The Cremator (1969)
6/10
Portrait of Madman
18 October 2022
Warning: Spoilers
The Cremator follows Kopfrkingl, a man who runs a crematorium, as he devolves from minor oddball to full-blown lunatic. A dabbler in Tibetan Buddhism, he eventually comes to believe that, through cremation, he is liberating the souls of those individuals from the suffering they endure on earth. As the Germans, under Hitler, move into the country, Kopfrkingl has little difficulty merging his salvation ideology with the ethnic purification aims of the Third Reich. He is told that his wife is (or at least may be) Jewish, so he "saves" her by hanging her and having her cremated. Since his wife is (or might be) Jewish, so too are his children; Kopfrkingl promptly sets off to "liberate" their souls as well. As this all unfolds, Kopfrkingl increasingly experiences visions of an Asian monk who tells him that his good work at liberating souls will result in him becoming the next Dali Lama. In the end, the Germans take power and offer Kopfrkingl the opportunity to run the gas ovens at the concentration camps, which he accepts happily, as this will allow him to liberate souls all the more efficiently.

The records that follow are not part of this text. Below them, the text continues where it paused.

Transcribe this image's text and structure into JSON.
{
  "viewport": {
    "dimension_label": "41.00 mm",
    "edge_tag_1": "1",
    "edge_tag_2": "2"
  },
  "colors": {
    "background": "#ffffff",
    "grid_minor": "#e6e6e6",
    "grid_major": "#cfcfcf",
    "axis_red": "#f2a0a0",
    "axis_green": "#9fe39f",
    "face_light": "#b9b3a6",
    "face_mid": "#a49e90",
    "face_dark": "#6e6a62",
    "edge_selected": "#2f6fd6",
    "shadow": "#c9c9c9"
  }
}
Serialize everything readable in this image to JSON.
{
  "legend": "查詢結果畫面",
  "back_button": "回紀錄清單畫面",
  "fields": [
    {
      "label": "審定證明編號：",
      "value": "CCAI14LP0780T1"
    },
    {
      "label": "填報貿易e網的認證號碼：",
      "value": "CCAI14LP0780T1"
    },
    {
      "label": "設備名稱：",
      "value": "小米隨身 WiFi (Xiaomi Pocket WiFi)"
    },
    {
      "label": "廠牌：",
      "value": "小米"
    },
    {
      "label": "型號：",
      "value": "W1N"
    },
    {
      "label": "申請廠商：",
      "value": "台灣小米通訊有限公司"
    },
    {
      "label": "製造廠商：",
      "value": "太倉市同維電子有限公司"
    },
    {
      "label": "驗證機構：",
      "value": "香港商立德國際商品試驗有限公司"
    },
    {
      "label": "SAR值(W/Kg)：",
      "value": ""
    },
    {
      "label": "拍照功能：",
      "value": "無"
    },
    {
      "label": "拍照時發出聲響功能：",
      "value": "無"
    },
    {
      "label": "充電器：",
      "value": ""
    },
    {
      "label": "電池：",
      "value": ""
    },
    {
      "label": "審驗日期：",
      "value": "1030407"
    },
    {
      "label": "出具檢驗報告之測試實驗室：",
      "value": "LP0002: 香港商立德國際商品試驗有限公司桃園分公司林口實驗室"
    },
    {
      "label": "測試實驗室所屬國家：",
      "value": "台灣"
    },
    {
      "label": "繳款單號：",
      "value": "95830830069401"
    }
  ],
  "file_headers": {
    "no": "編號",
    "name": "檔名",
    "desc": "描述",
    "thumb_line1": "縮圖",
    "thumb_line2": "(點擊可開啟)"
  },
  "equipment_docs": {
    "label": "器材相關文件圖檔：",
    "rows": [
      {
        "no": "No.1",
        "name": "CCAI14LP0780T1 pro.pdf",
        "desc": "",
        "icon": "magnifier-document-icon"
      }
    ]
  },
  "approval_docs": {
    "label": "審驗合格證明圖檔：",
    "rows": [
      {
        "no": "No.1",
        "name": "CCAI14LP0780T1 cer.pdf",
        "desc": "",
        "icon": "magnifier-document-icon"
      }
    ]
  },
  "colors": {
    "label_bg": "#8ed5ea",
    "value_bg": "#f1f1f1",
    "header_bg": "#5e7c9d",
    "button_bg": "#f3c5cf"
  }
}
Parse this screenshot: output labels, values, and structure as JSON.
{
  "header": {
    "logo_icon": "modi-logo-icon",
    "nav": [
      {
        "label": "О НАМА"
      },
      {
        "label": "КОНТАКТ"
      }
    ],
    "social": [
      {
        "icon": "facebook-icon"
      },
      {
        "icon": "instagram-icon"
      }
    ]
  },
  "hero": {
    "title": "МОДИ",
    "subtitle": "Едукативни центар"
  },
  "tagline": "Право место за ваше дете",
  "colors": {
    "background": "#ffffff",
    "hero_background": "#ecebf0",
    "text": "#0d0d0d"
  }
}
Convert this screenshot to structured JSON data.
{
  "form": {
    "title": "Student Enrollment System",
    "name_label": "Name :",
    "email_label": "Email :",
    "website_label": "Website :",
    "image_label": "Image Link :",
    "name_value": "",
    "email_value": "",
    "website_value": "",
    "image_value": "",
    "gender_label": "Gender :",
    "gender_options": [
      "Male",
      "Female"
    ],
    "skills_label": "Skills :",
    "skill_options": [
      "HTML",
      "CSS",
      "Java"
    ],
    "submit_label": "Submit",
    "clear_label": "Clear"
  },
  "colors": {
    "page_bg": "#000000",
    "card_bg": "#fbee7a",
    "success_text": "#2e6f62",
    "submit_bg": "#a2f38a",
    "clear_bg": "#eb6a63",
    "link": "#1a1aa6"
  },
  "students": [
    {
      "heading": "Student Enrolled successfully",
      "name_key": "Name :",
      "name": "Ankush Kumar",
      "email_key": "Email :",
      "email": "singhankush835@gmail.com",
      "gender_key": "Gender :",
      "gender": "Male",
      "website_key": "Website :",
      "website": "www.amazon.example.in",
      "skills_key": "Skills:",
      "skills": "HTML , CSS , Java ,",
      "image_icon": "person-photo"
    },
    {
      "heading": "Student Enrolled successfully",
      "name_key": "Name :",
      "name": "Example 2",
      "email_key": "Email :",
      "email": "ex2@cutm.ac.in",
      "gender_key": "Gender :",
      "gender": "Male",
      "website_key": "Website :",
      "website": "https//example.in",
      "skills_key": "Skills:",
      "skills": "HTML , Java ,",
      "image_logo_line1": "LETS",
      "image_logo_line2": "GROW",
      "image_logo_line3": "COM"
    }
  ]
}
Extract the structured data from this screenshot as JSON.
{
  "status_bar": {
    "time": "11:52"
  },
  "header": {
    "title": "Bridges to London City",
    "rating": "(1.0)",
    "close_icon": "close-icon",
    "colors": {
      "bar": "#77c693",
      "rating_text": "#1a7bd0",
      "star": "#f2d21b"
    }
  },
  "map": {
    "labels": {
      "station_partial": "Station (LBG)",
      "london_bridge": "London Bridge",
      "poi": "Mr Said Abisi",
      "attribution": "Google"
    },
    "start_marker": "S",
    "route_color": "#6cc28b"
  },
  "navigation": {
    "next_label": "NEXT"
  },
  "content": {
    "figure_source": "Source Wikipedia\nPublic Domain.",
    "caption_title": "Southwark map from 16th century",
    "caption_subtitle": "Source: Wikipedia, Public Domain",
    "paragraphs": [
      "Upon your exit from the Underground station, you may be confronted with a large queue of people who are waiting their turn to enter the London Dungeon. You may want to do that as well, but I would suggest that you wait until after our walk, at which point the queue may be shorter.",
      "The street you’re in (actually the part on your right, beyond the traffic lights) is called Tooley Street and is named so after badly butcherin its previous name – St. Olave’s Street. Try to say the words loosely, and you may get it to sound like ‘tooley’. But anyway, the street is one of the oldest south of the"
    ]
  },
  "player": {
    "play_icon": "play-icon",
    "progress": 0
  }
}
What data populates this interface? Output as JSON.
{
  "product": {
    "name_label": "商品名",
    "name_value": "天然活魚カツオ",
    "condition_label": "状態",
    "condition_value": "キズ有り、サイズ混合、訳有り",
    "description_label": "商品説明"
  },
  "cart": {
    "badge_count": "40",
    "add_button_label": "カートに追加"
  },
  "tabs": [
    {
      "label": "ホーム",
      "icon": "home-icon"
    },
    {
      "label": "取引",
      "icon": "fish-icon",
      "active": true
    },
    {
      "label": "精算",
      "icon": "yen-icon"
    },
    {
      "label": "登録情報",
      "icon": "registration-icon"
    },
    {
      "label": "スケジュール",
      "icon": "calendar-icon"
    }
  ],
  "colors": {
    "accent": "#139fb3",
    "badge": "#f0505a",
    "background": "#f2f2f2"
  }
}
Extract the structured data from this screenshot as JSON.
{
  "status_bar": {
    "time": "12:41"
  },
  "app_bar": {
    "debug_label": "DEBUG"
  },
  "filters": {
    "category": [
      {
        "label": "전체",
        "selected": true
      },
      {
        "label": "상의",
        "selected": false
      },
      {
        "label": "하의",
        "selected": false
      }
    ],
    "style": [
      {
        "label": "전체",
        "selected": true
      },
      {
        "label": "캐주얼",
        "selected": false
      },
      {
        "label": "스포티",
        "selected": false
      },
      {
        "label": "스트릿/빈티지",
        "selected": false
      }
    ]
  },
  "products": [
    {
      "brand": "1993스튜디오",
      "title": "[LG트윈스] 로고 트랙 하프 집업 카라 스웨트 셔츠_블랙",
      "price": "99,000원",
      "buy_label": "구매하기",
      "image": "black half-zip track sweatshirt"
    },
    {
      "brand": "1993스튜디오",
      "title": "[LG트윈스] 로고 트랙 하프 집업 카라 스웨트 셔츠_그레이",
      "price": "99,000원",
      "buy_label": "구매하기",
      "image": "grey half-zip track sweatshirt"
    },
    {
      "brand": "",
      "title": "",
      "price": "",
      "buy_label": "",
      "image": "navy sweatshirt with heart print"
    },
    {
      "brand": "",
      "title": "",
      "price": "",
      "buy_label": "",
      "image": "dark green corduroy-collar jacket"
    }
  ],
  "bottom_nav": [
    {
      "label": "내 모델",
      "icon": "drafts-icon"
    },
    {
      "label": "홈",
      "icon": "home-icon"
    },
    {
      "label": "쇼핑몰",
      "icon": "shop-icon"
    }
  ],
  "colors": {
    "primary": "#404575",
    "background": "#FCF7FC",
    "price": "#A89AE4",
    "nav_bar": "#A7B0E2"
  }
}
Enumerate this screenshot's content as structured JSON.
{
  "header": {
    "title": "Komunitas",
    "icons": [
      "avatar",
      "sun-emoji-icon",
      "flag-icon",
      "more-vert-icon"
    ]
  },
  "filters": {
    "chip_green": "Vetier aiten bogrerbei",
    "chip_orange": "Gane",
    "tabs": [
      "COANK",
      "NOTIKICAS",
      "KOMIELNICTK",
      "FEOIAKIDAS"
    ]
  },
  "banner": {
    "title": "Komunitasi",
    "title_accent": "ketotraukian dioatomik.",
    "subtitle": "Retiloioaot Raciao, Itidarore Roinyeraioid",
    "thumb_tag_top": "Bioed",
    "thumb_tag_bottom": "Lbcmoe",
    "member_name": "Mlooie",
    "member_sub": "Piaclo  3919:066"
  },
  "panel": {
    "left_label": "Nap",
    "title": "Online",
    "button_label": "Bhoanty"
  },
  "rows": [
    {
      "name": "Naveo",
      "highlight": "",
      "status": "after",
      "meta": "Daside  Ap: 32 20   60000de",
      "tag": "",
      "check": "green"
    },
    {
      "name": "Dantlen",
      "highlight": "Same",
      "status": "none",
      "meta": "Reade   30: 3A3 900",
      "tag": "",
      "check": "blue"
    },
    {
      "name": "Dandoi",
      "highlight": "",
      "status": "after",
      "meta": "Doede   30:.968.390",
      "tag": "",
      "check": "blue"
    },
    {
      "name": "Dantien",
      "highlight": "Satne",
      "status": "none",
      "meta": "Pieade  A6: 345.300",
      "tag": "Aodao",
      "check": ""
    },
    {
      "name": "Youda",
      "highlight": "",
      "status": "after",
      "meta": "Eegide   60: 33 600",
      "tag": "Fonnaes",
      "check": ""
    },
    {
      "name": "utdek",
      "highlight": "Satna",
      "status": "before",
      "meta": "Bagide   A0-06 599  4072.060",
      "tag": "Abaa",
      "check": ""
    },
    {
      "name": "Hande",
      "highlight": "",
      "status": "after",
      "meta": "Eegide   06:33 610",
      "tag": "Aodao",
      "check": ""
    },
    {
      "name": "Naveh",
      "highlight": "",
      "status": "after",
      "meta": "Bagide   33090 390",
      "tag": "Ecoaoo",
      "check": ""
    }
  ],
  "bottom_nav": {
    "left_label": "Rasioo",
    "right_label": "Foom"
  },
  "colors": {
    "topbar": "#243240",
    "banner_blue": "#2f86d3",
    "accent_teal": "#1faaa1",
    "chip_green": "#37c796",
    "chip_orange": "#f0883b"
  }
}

The movie comes highly acclaimed, both critically and by its fans (who likely are self-selecting into the film). The Cremator is shot well, with eerie, gothic cinematography, and Kopfrkingl is quite well acted, as he must be, seeing as most of the movie is a series of monologues by him. Big picture, you can have any number of discussions about the meaning of the film, whether as a caustic satire of the Holocaust and the ideas that caused it, as a dig at the ability of malleable, incompletely formed ideologies to accommodate and/or rationalize evil with little difficulty, or as a critique of the complicity of seemingly ordinary locals participating in horrific crimes against humanity.

But, for whatever reason, the film didn't leave me as wowed as it did many other reviews. I saw little comedy in it and would be hard pressed to describe it as a dark comedy. Instead, it came across as a satirical, almost absurdist depiction of derangement as it unfolds, with occasional bouts of boredom. I really wanted to love it, but it didn't land for me. Perhaps you'll love it.